Permitidme que sea hoy cuando os envíe mi cuento semanal. Es que mañana andaré zascandileando por la ciudad del Bósforo, Estambul.
Bueno, que estéis bien y seáis felices.

En la localidad costera de Porto do Risco los moradores que la habitan son gentes afanadas en el duro trabajo de subsistencia. No entienden de palabras huecas ni solidaridades vacuas. El cansancio y el embrutecimiento les han enseñado a ser personas duras, pétreas, sin rastro de dulzura.
Y, no obstante, , en ese ambiente hostil, como lo hace la rosa blanca en las más altas cimas, dos seres especiales se aferran a su mundo. Son Luisito y Teresa, Tere para sus padres. Dos personitas diferentes, extrañas a lo que les rodea. Malviven incomprendidas, apoyándose, sin saber cómo, mutuamente.

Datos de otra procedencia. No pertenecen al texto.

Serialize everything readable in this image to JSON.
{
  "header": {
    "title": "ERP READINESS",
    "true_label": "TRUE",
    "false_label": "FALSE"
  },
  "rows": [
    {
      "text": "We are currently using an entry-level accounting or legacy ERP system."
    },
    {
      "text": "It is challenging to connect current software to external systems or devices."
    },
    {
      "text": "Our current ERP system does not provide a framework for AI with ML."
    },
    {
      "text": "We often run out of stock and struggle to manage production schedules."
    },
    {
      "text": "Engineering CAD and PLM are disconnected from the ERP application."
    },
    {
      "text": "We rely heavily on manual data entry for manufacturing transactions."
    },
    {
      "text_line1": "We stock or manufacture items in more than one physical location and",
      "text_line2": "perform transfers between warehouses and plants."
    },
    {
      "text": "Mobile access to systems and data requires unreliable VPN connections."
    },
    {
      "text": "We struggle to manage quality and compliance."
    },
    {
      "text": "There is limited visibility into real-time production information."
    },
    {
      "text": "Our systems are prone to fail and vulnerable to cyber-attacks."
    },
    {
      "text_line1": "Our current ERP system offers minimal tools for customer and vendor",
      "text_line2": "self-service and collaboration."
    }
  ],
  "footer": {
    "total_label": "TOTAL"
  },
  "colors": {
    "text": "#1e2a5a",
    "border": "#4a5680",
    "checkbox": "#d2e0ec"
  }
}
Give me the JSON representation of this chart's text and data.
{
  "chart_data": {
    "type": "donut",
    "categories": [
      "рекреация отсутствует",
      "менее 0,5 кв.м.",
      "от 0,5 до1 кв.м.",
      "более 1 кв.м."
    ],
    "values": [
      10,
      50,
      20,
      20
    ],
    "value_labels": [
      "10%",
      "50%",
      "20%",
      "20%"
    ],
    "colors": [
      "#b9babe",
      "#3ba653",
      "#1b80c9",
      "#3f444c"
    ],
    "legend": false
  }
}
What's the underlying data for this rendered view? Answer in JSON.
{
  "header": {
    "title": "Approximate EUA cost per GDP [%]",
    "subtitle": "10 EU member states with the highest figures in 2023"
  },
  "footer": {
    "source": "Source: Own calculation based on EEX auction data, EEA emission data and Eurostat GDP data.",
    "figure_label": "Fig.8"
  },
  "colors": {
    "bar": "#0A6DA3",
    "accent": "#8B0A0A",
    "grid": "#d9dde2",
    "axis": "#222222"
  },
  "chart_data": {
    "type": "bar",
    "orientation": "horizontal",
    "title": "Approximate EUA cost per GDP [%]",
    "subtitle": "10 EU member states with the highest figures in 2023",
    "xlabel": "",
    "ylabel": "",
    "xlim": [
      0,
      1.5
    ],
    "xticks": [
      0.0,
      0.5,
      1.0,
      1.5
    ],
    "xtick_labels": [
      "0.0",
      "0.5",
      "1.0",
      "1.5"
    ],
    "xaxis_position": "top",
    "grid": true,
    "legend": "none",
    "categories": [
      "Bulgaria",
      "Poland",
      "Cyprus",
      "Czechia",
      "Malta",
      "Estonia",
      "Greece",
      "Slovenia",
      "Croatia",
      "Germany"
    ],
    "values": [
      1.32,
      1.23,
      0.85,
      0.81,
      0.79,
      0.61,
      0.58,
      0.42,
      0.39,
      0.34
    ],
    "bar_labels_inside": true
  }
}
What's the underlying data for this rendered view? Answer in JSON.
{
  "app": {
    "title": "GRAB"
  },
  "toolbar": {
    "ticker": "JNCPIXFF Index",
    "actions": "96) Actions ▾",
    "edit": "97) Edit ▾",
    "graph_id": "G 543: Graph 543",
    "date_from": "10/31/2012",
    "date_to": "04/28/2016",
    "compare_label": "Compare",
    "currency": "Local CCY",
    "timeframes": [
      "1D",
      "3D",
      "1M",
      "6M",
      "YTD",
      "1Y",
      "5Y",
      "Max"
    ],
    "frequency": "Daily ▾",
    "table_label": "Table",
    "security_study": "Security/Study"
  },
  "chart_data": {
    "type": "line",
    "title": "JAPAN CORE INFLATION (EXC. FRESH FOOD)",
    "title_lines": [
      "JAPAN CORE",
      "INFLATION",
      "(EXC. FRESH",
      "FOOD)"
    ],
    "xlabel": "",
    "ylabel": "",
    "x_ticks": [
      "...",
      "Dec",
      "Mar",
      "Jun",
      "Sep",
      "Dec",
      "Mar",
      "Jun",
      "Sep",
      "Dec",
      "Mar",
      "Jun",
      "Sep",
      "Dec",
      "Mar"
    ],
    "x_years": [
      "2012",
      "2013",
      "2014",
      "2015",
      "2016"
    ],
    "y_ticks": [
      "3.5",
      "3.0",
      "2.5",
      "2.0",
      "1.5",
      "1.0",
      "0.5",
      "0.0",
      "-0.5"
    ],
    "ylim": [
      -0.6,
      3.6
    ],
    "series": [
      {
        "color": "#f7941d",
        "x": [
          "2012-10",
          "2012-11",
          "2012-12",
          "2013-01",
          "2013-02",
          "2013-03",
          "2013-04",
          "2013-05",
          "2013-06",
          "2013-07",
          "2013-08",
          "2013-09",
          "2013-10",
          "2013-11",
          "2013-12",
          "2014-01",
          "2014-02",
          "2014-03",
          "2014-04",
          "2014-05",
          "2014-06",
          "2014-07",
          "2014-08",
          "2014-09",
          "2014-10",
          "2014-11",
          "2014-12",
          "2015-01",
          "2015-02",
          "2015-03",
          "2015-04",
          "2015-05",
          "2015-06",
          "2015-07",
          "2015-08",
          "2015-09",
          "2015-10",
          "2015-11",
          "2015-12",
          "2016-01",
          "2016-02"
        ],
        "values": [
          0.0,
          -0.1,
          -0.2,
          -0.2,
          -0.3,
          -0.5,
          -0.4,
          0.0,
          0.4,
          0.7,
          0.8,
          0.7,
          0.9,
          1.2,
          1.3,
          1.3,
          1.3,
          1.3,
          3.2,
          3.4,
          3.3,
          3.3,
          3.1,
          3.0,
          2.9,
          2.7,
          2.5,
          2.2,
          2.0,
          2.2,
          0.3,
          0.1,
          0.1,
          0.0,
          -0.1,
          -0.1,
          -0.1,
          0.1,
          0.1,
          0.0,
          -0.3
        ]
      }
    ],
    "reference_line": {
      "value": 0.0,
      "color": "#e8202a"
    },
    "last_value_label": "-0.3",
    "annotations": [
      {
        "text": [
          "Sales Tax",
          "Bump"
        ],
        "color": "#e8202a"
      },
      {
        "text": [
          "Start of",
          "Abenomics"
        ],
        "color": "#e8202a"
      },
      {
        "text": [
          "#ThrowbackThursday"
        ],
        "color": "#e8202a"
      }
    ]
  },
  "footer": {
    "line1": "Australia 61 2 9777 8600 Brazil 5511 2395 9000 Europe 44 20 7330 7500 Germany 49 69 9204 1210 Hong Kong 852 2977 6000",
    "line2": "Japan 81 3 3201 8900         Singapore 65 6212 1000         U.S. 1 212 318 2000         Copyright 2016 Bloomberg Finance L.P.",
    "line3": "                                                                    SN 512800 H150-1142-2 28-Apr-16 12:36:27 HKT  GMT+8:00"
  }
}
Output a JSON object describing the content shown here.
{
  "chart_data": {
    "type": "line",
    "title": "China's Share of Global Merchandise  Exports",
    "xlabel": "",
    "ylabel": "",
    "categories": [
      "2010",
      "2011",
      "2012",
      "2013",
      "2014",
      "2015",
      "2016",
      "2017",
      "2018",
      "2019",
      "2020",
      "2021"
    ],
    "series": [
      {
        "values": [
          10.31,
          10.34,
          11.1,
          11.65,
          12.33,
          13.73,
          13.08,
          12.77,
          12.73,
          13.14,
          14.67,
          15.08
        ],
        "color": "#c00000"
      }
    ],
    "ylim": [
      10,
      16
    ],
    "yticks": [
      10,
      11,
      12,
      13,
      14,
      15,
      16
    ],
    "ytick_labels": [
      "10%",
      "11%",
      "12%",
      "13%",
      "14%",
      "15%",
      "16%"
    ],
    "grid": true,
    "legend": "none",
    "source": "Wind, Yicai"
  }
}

En los momentos de reunión, son menospreciados y rechazados, hablándose, incluso, de castigos divinos o maldiciones merecidas.
¿Y, sin embargo, por quéno? ¿Por qué Luisito no había de seguir construyendo sus castillos de arena en la playa de aquel pueblo? ¿Quién le iba a prohibir asomarse al mar desde el acantilado, acompañado de las estrellas y la luna?
-Ay, hijo; ¡no te acerques! ¡No lo hagas!
Siempre estaban con la misma cantinela. Siempre transmitiéndole sus miedos, sus prejuicios.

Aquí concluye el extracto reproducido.